Later that night Megan and I went to a farewell party at the White House. I talked to Obama’s Education Secretary Arne Duncan who has gone back to Chicago to work on youth violence prevention, to former Attorney General Eric Holder who is organizing opposition to unfair redistricting around the country, former White House political director and Ambassador Patrick Gaspard who is working on citizen engagement with George Soros, Gabby Giffords is fighting the gun violence that robbed her and so many others of so much, activist actors like Alfre Woodard who has been through waves of social movements saying she’s now ready for the next phase.
Obama has been a President but Obama is also a movement that isn’t done on Jan 20.
Back in 2007, when I was working with activists around the country in the Draft Obama campaign, I wrote a blog on a national website saying: “Barack Obama is a great man but this is not about him. It’s about setting off a movement.” The next day he called my office, said that’s the way he saw it, that he was community organizer who wanted to light the spark, and he recruited me to volunteer for what was then a long-shot campaign.

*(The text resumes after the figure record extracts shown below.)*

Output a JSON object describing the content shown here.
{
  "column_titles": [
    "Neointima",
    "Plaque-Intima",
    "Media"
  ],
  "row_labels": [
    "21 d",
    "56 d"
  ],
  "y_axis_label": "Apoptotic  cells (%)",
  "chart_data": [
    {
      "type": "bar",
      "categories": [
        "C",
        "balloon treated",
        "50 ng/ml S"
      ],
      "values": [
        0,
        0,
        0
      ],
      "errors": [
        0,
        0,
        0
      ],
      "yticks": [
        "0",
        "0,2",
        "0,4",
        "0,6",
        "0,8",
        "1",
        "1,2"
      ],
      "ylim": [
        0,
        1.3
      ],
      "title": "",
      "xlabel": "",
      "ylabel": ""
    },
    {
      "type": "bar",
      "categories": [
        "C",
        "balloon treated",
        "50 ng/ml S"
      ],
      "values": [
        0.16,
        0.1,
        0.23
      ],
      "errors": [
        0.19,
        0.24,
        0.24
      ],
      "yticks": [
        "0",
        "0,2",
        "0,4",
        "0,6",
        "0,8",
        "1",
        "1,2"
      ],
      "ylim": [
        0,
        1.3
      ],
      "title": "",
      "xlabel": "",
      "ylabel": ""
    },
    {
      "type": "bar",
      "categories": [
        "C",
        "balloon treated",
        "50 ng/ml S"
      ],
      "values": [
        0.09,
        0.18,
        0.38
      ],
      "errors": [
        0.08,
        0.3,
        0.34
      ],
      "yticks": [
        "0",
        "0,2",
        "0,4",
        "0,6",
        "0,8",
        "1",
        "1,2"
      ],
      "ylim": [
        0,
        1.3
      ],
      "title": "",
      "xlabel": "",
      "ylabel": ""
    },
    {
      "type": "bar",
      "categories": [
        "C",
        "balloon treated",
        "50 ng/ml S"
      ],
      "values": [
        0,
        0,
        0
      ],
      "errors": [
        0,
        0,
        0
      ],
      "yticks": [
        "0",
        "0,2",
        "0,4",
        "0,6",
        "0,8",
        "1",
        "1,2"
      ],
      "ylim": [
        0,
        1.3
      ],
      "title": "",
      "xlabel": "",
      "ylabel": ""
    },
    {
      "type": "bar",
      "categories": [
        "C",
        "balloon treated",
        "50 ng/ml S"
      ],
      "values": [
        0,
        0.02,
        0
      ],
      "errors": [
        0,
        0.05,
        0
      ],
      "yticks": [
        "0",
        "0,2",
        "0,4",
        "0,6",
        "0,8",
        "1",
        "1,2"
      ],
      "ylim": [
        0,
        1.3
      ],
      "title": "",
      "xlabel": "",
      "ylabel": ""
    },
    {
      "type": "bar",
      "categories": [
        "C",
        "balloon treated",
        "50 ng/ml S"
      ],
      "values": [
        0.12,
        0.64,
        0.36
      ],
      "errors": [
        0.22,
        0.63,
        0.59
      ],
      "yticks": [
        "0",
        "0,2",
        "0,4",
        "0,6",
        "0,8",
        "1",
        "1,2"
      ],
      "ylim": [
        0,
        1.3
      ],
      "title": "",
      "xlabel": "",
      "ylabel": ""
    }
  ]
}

I still feel that way, and it’s clear he does, too.
There have been those who criticized President Obama for not organizing a movement while he was in the White House. It has always been my contention that he already had a full-time job to do…being President of the United States. Suggesting that he could have done both at the same time is not only a misunderstanding of the role of POTUS, but of the work that is required to organize and lead a movement.
For years now I’ve thought that one of the most fascinating descriptions of Barack Obama came from his wife Michelle.
Barack is not a politician first and foremost. He’s a community activist exploring the viability of politics to make change.
In eleven days, that exploration will be over. Then we get to find out what he means when he says, “The best is yet to come.”